Children from PS 114 may have very little to be thankful for this turkey day — their school may soon be falling under the Department of Education’s very sharp performance axe.
The Remsen Avenue school, which is between Farragut Road and Bayview Place, has been teetering on the brink of closure for the last two weeks after the school fell from a grade B to a D on its yearly overall report card.
During a recent meeting with parents, School District 18 Community Superintendent Beverly Wilkins said that the school’s future was uncertain because of its “poor, or no leadership, ineffective curriculum and programs, bad test stores and deficiencies in the way that the school is organized to support learning.”
Department of Education officials will decide “by the end of November” if the school will be fazed out, Wilkins explained.

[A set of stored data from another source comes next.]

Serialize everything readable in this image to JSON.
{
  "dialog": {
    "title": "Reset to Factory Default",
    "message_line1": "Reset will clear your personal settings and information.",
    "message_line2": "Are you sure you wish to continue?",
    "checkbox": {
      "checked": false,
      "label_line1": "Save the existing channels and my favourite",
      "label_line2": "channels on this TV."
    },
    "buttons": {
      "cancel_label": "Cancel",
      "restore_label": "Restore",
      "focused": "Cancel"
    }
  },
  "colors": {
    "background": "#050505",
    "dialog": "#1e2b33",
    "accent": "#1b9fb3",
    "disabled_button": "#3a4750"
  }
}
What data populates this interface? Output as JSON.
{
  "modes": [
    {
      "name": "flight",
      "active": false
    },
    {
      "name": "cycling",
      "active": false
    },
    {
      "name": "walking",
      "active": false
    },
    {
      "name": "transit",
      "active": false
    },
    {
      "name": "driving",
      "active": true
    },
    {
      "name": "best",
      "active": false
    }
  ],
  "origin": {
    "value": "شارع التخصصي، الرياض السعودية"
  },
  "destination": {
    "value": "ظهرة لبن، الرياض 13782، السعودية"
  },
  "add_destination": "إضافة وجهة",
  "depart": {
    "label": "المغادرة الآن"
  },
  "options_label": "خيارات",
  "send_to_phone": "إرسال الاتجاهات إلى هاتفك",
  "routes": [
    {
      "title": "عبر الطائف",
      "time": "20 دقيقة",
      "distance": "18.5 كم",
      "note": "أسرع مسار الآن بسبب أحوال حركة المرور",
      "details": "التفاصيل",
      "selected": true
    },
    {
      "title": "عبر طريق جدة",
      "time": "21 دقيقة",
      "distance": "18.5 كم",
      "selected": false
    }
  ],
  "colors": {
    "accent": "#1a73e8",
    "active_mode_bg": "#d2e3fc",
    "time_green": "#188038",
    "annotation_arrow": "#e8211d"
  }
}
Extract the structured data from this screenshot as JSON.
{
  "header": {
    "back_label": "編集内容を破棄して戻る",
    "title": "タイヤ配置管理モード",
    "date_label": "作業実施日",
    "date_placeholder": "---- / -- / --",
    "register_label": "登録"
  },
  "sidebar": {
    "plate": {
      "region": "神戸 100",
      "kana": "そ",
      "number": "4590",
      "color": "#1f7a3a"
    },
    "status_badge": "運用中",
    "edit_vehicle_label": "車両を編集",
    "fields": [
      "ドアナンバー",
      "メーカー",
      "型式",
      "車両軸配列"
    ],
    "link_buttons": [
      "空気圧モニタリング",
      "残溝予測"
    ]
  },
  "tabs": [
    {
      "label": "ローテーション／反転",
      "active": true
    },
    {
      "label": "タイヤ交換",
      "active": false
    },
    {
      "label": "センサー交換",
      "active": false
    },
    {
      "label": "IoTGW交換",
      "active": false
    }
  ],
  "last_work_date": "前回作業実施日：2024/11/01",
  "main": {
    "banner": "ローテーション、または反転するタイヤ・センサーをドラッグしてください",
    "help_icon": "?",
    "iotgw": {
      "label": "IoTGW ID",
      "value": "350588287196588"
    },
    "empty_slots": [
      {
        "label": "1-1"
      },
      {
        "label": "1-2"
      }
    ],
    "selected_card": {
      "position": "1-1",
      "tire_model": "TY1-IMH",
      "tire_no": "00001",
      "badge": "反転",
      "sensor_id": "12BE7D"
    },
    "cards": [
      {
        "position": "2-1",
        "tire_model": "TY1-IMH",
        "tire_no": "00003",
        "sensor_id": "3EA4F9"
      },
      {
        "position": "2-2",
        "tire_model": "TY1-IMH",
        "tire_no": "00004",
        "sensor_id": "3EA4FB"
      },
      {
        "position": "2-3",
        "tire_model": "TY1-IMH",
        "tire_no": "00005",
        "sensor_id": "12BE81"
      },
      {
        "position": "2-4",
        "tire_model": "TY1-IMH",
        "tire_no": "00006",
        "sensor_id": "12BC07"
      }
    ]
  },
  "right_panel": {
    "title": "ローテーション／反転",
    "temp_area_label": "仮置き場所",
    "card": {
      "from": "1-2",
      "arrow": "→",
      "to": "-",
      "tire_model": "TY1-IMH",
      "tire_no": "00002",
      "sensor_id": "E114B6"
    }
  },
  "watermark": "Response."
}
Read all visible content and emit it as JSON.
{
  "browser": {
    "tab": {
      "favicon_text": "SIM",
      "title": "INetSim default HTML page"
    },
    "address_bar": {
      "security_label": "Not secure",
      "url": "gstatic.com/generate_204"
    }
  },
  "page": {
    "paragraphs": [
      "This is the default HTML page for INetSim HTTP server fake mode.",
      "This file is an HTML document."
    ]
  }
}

If it is, then the more than 800 students who attend class there will remain at the Pre-K to grade five school until they graduate, but no new students will be enrolled. Once the school is empty, the Department of Education will probably use the building to house smaller schools.
But what PS 114 lacks in test scores, it makes up in community support. The school scored a two out of 10 on www.greatschools.com’s “great schools” rating because of its poor test scores, but then received a four out of five on the website’s “community rating,” which is based on reviews by community school members.
Parents showed their love for PS 114 by attending two “support our school” rallies, where it was made clear that the children didn’t fail the school, which has been educating Canarsie youngsters for well over a century. Previous school leaders did, they claim.
Many in attendance said former administrators failed the school miserably by poorly managing personnel and blowing their budgets early in the school year. Now the community is paying the price.
“The teachers that are here they care about our kids, they love our children,” said one parent at a recent rally. “It’s just the administration. I think the administration honestly needs to be changed.”
Parents Association President Crystal King laid the blame squarely on former Principal Maria Pena-Herrara, who ran the school until 2009. The school has had two interim principals since she left.
“This was once a model school in Canarsie and now, because of the mess [Principal Pena-Herrara] left behind, we’re left with an administration which doesn’t support the teachers when they need help and our children suffer as a result,” King told reporters.
City Councilman Lew Fidler (D-Canarsie) agreed, claiming that saving the school would not only benefit future schoolchildren, but the overall community.
“This is a neighborhood school in north Canarsie, but it is also a gateway to the rest of Canarsie,” Fidler said, adding that the Department of Education shouldn’t punish the neighborhood for the mistakes of its own school administrators. “We can’t let it go, especially since the Department of Education’s hands are particularly dirty in this case.”